Cette mesure s’inscrit dans une stratégie clairement protectionniste visant à soutenir le « made in RDC » et à réduire la lourde facture des importations. Selon les autorités, l’objectif est de stimuler la production locale, préserver les devises et renforcer la chaîne de valeur industrielle nationale, dans un contexte de pression sur la balance commerciale.

Les restrictions varient selon les zones économiques. Dans l’ouest du pays, l’importation des carreaux, barres de fer et câbles électriques en cuivre reste strictement encadrée. Dans le sud-est, ce sont les détergents et certaines cathodes métalliques qui sont concernés, tandis que le sud est soumis à des limitations sur les tubes en plastique, les anodes en cuivre et le plomb.

Les autorités mettent en avant des résultats concrets. À Kinshasa, les prix des carreaux ont reculé, portés par l’essor de la production locale.
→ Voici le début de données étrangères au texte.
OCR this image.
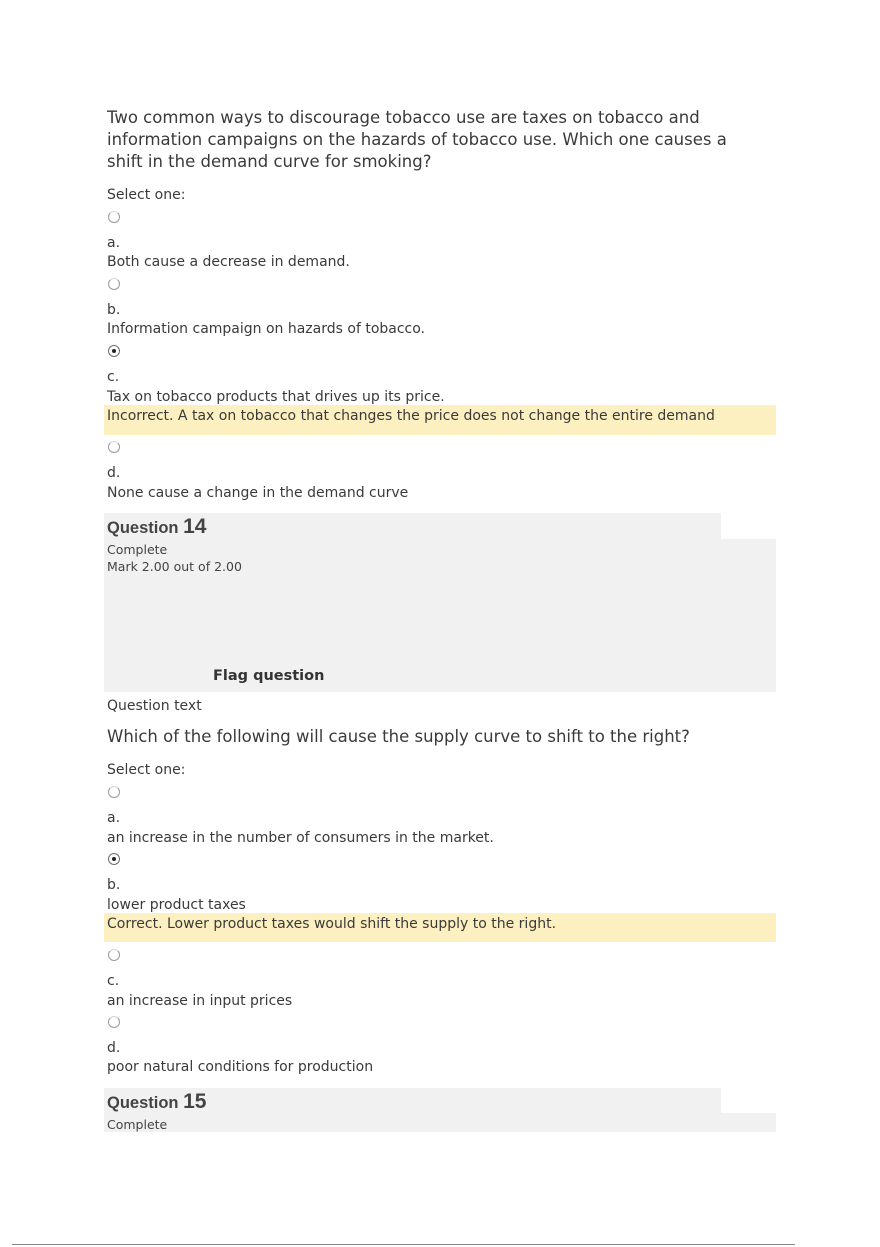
Two common ways to discourage tobacco use are taxes on tobacco and information campaigns on the hazards of tobacco use. Which one causes a shift in the demand curve for smoking?
Select one:
a.
Both cause a decrease in demand.
b.
Information campaign on hazards of tobacco.
c.
Tax on tobacco products that drives up its price.
Incorrect. A tax on tobacco that changes the price does not change the entire demand
d.
None cause a change in the demand curve
Question 14
Complete
Mark 2.00 out of 2.00
Flag question
Question text
Which of the following will cause the supply curve to shift to the right?
Select one:
a.
an increase in the number of consumers in the market.
b.
lower product taxes
Correct. Lower product taxes would shift the supply to the right.
c.
an increase in input prices
d.
poor natural conditions for production
Question 15
Complete
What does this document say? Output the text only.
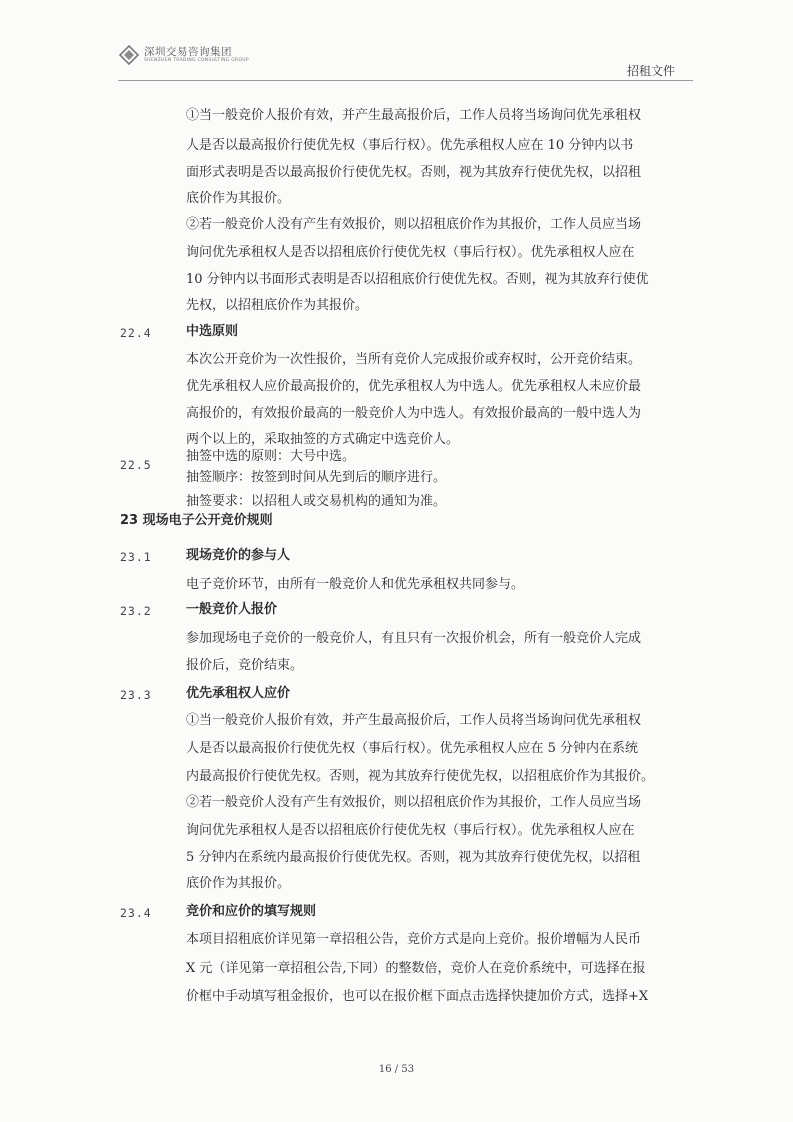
深圳交易咨询集团
SHENZHEN TRADING CONSULTING GROUP
招租文件
①当一般竞价人报价有效，并产生最高报价后，工作人员将当场询问优先承租权
人是否以最高报价行使优先权（事后行权）。优先承租权人应在 10 分钟内以书
面形式表明是否以最高报价行使优先权。否则，视为其放弃行使优先权，以招租
底价作为其报价。
②若一般竞价人没有产生有效报价，则以招租底价作为其报价，工作人员应当场
询问优先承租权人是否以招租底价行使优先权（事后行权）。优先承租权人应在
10 分钟内以书面形式表明是否以招租底价行使优先权。否则，视为其放弃行使优
先权，以招租底价作为其报价。
22.4	中选原则
本次公开竞价为一次性报价，当所有竞价人完成报价或弃权时，公开竞价结束。
优先承租权人应价最高报价的，优先承租权人为中选人。优先承租权人未应价最
高报价的，有效报价最高的一般竞价人为中选人。有效报价最高的一般中选人为
两个以上的，采取抽签的方式确定中选竞价人。
22.5
抽签中选的原则：大号中选。
抽签顺序：按签到时间从先到后的顺序进行。
抽签要求：以招租人或交易机构的通知为准。
23 现场电子公开竞价规则
23.1	现场竞价的参与人
电子竞价环节，由所有一般竞价人和优先承租权共同参与。
23.2	一般竞价人报价
参加现场电子竞价的一般竞价人，有且只有一次报价机会，所有一般竞价人完成
报价后，竞价结束。
23.3	优先承租权人应价
①当一般竞价人报价有效，并产生最高报价后，工作人员将当场询问优先承租权
人是否以最高报价行使优先权（事后行权）。优先承租权人应在 5 分钟内在系统
内最高报价行使优先权。否则，视为其放弃行使优先权，以招租底价作为其报价。
②若一般竞价人没有产生有效报价，则以招租底价作为其报价，工作人员应当场
询问优先承租权人是否以招租底价行使优先权（事后行权）。优先承租权人应在
5 分钟内在系统内最高报价行使优先权。否则，视为其放弃行使优先权，以招租
底价作为其报价。
23.4	竞价和应价的填写规则
本项目招租底价详见第一章招租公告，竞价方式是向上竞价。报价增幅为人民币
X 元（详见第一章招租公告,下同）的整数倍，竞价人在竞价系统中，可选择在报
价框中手动填写租金报价，也可以在报价框下面点击选择快捷加价方式，选择+X
16 / 53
L’industriel Saphir Ceramics exporte désormais environ 300 000 m² de carreaux par mois vers la République du Congo. 

Par ailleurs, les câbles en cuivre fabriqués en RDC trouvent des débouchés régionaux en Tanzanie, au Kenya et en Zambie.

Si les entreprises locales saluent une politique favorable à l’industrialisation et à l’emploi, certains acteurs du marché restent prudents. Le risque d’une hausse des prix à moyen terme, en cas d’offre locale insuffisante ou de manque de concurrence, demeure un sujet de débat. 

Pour Kinshasa, le choix est néanmoins clair : fermer partiellement la porte aux importations pour accélérer l’émergence d’un tissu industriel national.